Good governance is a topic of growing concern both at the national and international level. In Ramrajya’s 7th chapter the author attempts to provide an overview of how political agents use and influence the concept of good governance to woo the electorate in order to gain votes. More so, it paints the picture of the Mauritian case in terms of what it is, should have been and would ultimately end up as a matter of fact; hence investigating whether this very concept will ever be concretized and establshed or will it remain a beautiful myth?
Conceptually, governance can be defined as the rule of the rulers, basically within a given set of rules. In other words, governance is the process – by which authority is conferred on rulers, by which they make the rules; ultimately enforced and modified. Typically, good governance is defined in terms of the mechanisms thought to be needed to promote it. The five dimensions of good governance are public sector management, competitive private sector, structure of government, civil society participation and voice, and political accountability. This definition goes well beyond effective delivery of public services and goes well beyond the notion of “economic governance”.
As per the World Bank, governance is the manner in which power is exercised in the management of a country’s economic and social resource for development while conventional definition outlines the notion of development that underpins a strong pillar of what good governance should actually stand for. This international institution therefore is using financial assistance as leverage to promote good governance in developing and less developed countries. The idea put forward by the author is basically questioning whether or not the whole process of encouraging good practices in any country through financial aid is a democratic practice. He draws our attention towards the fact that some of the world’s least cooperative country in good governance are from Africa and also forces us to reflect on significant questions of good governance being simply a cyclical concept and deliberately choosing not to do the right things first.
There are important questions that have direct bearing on the quality of Mauritian democratic governance. For a country that is often celebrated in the African continent for its excellent democratic and governance indices (WB indicators, Ibrahim Governance Index, Freedom House), Mauritius is far from being the picture perfect example as evidenced by the successive high profile corruption related events the recurrent wastage / mis-management of public funds detailed by the annual audit report as well as the growing culture of political patronage and cronyism causing many of the best Mauritian brains to migrate to greener pastures.

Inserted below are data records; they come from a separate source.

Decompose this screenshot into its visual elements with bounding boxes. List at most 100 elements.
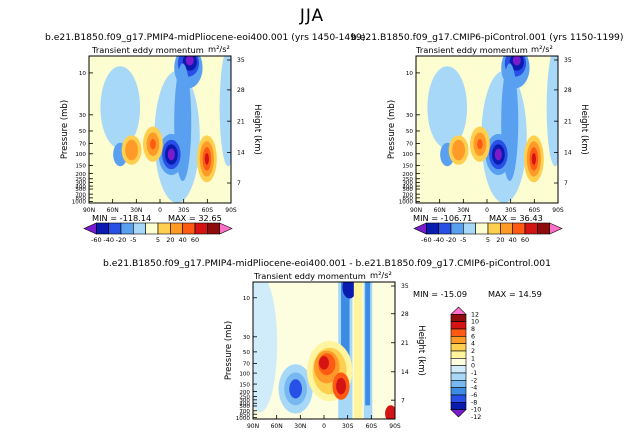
x-tick-label: 60N (434, 207, 446, 214)
y-tick-label: 300 (402, 181, 413, 187)
colorbar-label: 5 (156, 236, 160, 244)
positive-core (477, 139, 483, 150)
x-tick-label: 60S (529, 207, 541, 214)
panel-3-min: MIN = -15.09 (413, 289, 468, 299)
y-right-tick-label: 28 (401, 311, 409, 318)
colorbar-swatch (475, 222, 489, 235)
colorbar-swatch (450, 358, 467, 366)
y-tick-label: 150 (239, 382, 250, 388)
y-axis-label: Pressure (mb) (387, 100, 397, 159)
panel-3-label: Transient eddy momentum (254, 271, 366, 281)
colorbar-swatch (487, 222, 501, 235)
y-tick-label: 30 (79, 113, 87, 119)
colorbar-swatch (170, 222, 183, 235)
colorbar-label: -6 (471, 392, 477, 399)
x-tick-label: 30N (457, 207, 469, 214)
figure-title: JJA (299, 6, 325, 26)
colorbar-swatch (524, 222, 538, 235)
y-tick-label: 10 (406, 71, 414, 77)
colorbar-swatch (108, 222, 122, 235)
y-right-tick-label: 28 (564, 87, 572, 94)
y-tick-label: 400 (75, 184, 86, 190)
colorbar-swatch (450, 314, 467, 322)
colorbar-swatch (194, 222, 208, 235)
y-right-tick-label: 7 (564, 180, 568, 187)
panel-2-units: m²/s² (531, 44, 553, 54)
panel-2-max: MAX = 36.43 (489, 213, 543, 223)
colorbar-label: -12 (471, 414, 481, 421)
y-tick-label: 300 (239, 398, 250, 404)
colorbar-swatch (96, 222, 109, 235)
x-tick-label: 30S (505, 207, 517, 214)
negative-band (365, 282, 371, 406)
negative-core (167, 148, 175, 161)
y-axis-label: Pressure (mb) (224, 321, 234, 380)
x-tick-label: 60N (107, 207, 119, 214)
colorbar-label: 40 (179, 236, 187, 244)
panel-2-axes: 90N 60N 30N 0 30S 60S 90S103050701001502002503… (387, 57, 589, 214)
x-tick-label: 60S (202, 207, 214, 214)
colorbar-label: 20 (166, 236, 174, 244)
colorbar-label: -40 (433, 236, 444, 244)
negative-region (219, 56, 231, 167)
y-tick-label: 700 (75, 192, 86, 198)
colorbar-swatch (426, 222, 439, 235)
colorbar-swatch (450, 409, 467, 418)
x-tick-label: 30S (178, 207, 190, 214)
negative-band (341, 282, 350, 385)
colorbar-swatch (450, 343, 467, 352)
negative-core (289, 379, 302, 399)
y-right-tick-label: 35 (564, 57, 572, 64)
y-right-axis-label: Height (km) (252, 104, 262, 155)
y-tick-label: 70 (243, 362, 251, 368)
colorbar-swatch (207, 222, 220, 235)
y-tick-label: 100 (75, 152, 86, 158)
negative-core (494, 148, 502, 161)
colorbar-label: -1 (471, 370, 477, 377)
y-right-tick-label: 21 (401, 340, 409, 347)
negative-core (512, 56, 521, 66)
colorbar-label: -60 (421, 236, 432, 244)
x-tick-label: 0 (158, 207, 162, 214)
y-tick-label: 30 (243, 335, 251, 341)
y-right-axis-label: Height (km) (416, 325, 426, 376)
colorbar-swatch (182, 222, 196, 235)
positive-core (531, 153, 536, 165)
x-tick-label: 90S (552, 207, 564, 214)
y-right-tick-label: 14 (401, 369, 409, 376)
positive-core (452, 139, 465, 161)
y-tick-label: 1000 (236, 416, 251, 422)
colorbar-swatch (438, 222, 452, 235)
colorbar-swatch (537, 222, 550, 235)
colorbar-label: 1 (471, 355, 475, 362)
negative-region (253, 282, 278, 413)
panel-1-units: m²/s² (208, 44, 230, 54)
x-tick-label: 0 (322, 423, 326, 430)
negative-region (546, 56, 558, 167)
colorbar-swatch (463, 222, 476, 235)
y-tick-label: 100 (239, 371, 250, 377)
x-tick-label: 60N (271, 423, 283, 430)
y-tick-label: 250 (75, 177, 86, 183)
y-tick-label: 250 (402, 177, 413, 183)
panel-3-axes: 90N 60N 30N 0 30S 60S 90S103050701001502002503… (224, 283, 426, 430)
x-tick-label: 30N (130, 207, 142, 214)
positive-core (150, 139, 156, 150)
y-right-tick-label: 35 (401, 283, 409, 290)
positive-core (336, 377, 347, 395)
y-tick-label: 1000 (399, 200, 414, 206)
colorbar-label: 2 (471, 348, 475, 355)
y-tick-label: 70 (79, 142, 87, 148)
colorbar-swatch (450, 350, 467, 359)
colorbar-label: -10 (471, 407, 481, 414)
x-tick-label: 0 (485, 207, 489, 214)
y-tick-label: 850 (239, 412, 250, 418)
panel-3-title: b.e21.B1850.f09_g17.PMIP4-midPliocene-eo… (103, 258, 551, 269)
panel-1-title: b.e21.B1850.f09_g17.PMIP4-midPliocene-eo… (45, 32, 366, 43)
y-right-axis-label: Height (km) (579, 104, 589, 155)
colorbar-swatch (450, 365, 467, 374)
colorbar-swatch (145, 222, 159, 235)
negative-core (185, 56, 194, 66)
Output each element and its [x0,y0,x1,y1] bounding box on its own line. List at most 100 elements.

In fact, what is worrying is that the above mentioned features are becoming an integral part of the Mauritian setup where there is a deliberate collusion between the politicians, certain public servants and a section of the business world. Such a scenario crowds out the population who often has to pay a heavy price for the corruptive practices or incompetence of a small clique.

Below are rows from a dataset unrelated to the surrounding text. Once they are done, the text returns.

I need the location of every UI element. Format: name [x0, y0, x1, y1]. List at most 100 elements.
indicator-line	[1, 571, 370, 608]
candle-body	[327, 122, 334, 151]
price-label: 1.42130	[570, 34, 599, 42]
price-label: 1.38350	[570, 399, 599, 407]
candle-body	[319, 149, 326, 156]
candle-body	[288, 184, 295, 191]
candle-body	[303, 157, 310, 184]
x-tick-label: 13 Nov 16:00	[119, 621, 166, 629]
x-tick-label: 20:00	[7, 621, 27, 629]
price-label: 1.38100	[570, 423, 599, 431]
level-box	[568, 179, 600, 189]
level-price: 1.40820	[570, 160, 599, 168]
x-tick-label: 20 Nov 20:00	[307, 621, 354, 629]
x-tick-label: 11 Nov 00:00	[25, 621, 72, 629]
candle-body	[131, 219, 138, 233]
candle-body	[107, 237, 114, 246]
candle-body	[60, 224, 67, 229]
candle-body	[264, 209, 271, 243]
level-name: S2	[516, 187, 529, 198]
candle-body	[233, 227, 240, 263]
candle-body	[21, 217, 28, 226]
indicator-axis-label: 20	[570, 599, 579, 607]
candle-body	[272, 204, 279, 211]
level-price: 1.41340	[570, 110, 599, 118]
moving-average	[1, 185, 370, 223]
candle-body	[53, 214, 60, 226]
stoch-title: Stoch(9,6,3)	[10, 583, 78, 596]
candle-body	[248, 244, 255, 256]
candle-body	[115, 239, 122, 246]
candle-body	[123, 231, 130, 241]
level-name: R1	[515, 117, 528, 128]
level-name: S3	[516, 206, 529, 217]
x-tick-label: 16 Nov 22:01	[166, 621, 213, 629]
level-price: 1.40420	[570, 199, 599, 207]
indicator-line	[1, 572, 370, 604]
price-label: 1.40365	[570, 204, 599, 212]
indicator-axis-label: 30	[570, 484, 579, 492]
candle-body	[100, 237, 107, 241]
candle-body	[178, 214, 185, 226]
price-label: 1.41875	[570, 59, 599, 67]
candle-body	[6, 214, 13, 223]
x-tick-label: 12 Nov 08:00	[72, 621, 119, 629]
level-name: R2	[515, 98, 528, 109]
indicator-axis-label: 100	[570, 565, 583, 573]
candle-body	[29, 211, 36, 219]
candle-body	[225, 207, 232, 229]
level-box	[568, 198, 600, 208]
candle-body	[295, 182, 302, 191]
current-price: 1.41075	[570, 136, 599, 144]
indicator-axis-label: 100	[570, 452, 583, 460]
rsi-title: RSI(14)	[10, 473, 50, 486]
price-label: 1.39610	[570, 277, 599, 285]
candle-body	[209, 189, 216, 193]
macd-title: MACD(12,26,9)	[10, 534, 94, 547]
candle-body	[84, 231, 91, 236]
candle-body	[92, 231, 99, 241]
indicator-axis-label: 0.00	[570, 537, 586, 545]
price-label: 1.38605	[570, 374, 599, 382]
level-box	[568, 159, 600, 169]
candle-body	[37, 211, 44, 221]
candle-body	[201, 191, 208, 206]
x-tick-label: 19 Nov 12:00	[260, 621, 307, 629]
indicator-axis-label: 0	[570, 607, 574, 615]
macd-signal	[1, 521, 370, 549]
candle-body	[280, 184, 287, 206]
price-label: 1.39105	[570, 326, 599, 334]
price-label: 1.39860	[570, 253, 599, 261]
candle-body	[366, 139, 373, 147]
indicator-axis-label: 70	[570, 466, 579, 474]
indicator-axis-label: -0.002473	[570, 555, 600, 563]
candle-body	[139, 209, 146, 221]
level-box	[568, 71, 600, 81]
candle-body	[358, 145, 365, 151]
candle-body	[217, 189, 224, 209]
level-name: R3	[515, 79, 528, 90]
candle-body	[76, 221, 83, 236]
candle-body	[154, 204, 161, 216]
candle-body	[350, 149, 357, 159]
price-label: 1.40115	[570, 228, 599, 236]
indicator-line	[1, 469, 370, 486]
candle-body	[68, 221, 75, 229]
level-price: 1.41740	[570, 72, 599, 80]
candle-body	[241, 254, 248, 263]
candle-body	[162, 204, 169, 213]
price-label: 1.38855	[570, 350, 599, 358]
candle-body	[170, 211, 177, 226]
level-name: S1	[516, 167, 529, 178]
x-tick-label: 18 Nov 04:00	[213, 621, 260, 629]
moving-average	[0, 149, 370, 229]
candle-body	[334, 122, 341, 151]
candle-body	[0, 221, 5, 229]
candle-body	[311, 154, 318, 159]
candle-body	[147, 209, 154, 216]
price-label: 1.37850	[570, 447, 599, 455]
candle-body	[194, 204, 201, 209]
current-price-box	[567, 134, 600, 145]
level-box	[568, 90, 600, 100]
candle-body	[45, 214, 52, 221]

A first reading indicates essentially a supply –side governance framework which provides for the establishment of independent institutions to promote accountability and good governance principles. Furthermore, Mauritius along with the aging population problem also faces the excessively firm rooting of older politicians into the political process whilst discouraging youngsters to participate into same. The author finds that Mauritius faces the change of consistency and its ability to maintain it. However, it is worth noting that innovative ideas work best when past experiences are studied and taken into consideration; at the time of implementing the new ideas.

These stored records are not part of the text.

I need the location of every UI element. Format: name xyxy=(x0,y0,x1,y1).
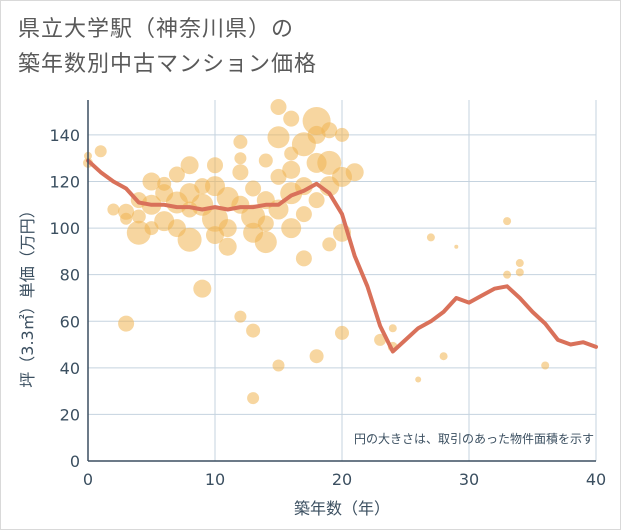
bubble-point xyxy=(503,217,512,226)
bubble-point xyxy=(281,218,302,239)
bubble-point xyxy=(233,134,248,149)
bubble-point xyxy=(270,168,287,185)
y-tick-label: 120 xyxy=(49,173,80,192)
bubble-point xyxy=(515,259,524,268)
bubble-point xyxy=(335,127,349,142)
bubble-point xyxy=(131,209,146,224)
bubble-point xyxy=(142,172,161,191)
bubble-point xyxy=(107,203,120,216)
bubble-point xyxy=(503,270,512,279)
bubble-point xyxy=(307,125,326,144)
bubble-point xyxy=(218,219,237,238)
bubble-point xyxy=(177,227,202,252)
bubble-point xyxy=(272,359,285,372)
bubble-point xyxy=(258,153,273,168)
bubble-point xyxy=(283,110,300,127)
bubble-point xyxy=(247,392,260,405)
y-tick-label: 40 xyxy=(60,359,80,378)
bubble-point xyxy=(207,157,223,174)
chart-title: 県立大学駅（神奈川県）の 築年数別中古マンション価格 xyxy=(18,12,317,82)
bubble-point xyxy=(246,323,261,338)
bubble-point xyxy=(232,164,249,181)
bubble-point xyxy=(426,233,435,242)
bubble-point xyxy=(308,192,325,209)
size-note: 円の大きさは、取引のあった物件面積を示す xyxy=(354,431,594,446)
y-tick-label: 140 xyxy=(49,126,80,145)
bubble-point xyxy=(295,206,312,223)
bubble-point xyxy=(270,98,287,115)
bubble-point xyxy=(309,349,324,364)
bubble-point xyxy=(321,122,338,139)
average-price-line xyxy=(86,158,598,354)
bubble-point xyxy=(234,152,247,165)
bubble-point xyxy=(157,176,172,191)
bubble-point xyxy=(282,160,301,179)
bubble-point xyxy=(345,163,364,182)
y-tick-label: 100 xyxy=(49,219,80,238)
y-tick-label: 20 xyxy=(60,405,80,424)
bubble-point xyxy=(245,180,262,197)
bubble-point xyxy=(295,250,312,267)
bubble-point xyxy=(374,333,387,346)
bubble-point xyxy=(94,145,107,158)
y-tick-label: 60 xyxy=(60,312,80,331)
bubble-point xyxy=(168,166,185,183)
bubble-point xyxy=(118,315,135,332)
bubble-point xyxy=(257,215,274,232)
bubble-point xyxy=(317,150,342,175)
bubble-point xyxy=(439,352,448,361)
x-tick-label: 20 xyxy=(332,470,352,489)
bubble-point xyxy=(234,310,247,323)
bubble-point xyxy=(267,126,290,149)
bubble-point xyxy=(218,237,237,256)
bubble-point xyxy=(322,237,337,252)
title-line-1: 県立大学駅（神奈川県）の xyxy=(18,17,295,42)
grid-layer xyxy=(88,100,597,461)
x-tick-label: 10 xyxy=(205,470,225,489)
title-line-2: 築年数別中古マンション価格 xyxy=(18,52,318,77)
y-axis-title: 坪（3.3㎡）単価（万円） xyxy=(18,202,37,387)
bubble-point xyxy=(415,376,422,383)
bubble-point xyxy=(254,231,277,254)
bubble-point xyxy=(454,244,459,249)
bubble-point xyxy=(541,361,550,370)
bubble-point xyxy=(120,212,133,225)
bubble-point xyxy=(515,268,524,277)
x-tick-label: 0 xyxy=(83,470,93,489)
bubble-point xyxy=(335,325,349,340)
x-tick-label: 40 xyxy=(586,470,606,489)
x-axis-title: 築年数（年） xyxy=(294,499,390,518)
y-tick-label: 0 xyxy=(70,452,80,471)
y-tick-label: 80 xyxy=(60,266,80,285)
bubble-layer xyxy=(83,98,550,405)
bubble-point xyxy=(388,324,397,333)
x-tick-label: 30 xyxy=(459,470,479,489)
bubble-point xyxy=(193,279,212,298)
tick-layer: 0 20 40 60 80 100 120 140 0 10 20 30 40 xyxy=(49,100,606,489)
bubble-point xyxy=(180,156,199,175)
line-layer xyxy=(86,158,598,354)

State legitimacy and good governance do not only depend on regular elections but a good functioning of institutions which articulate well with citizen engagement. Such articulation can help towards democratic consolidation and can contribute to making societies more cohesive and sustainable. Such societies are more likely to turn into poverty-free spaces and hence more just and fair. Ethical governance is central to all of this. Effective governance is obtained by going into the heart of all developmental processes within a country and having collective participation.
As such, democracy is not a precondition for good governance. As individuals, we should instead take up the responsibility collectively and get involved in the policy and accountability of government to bring about the change.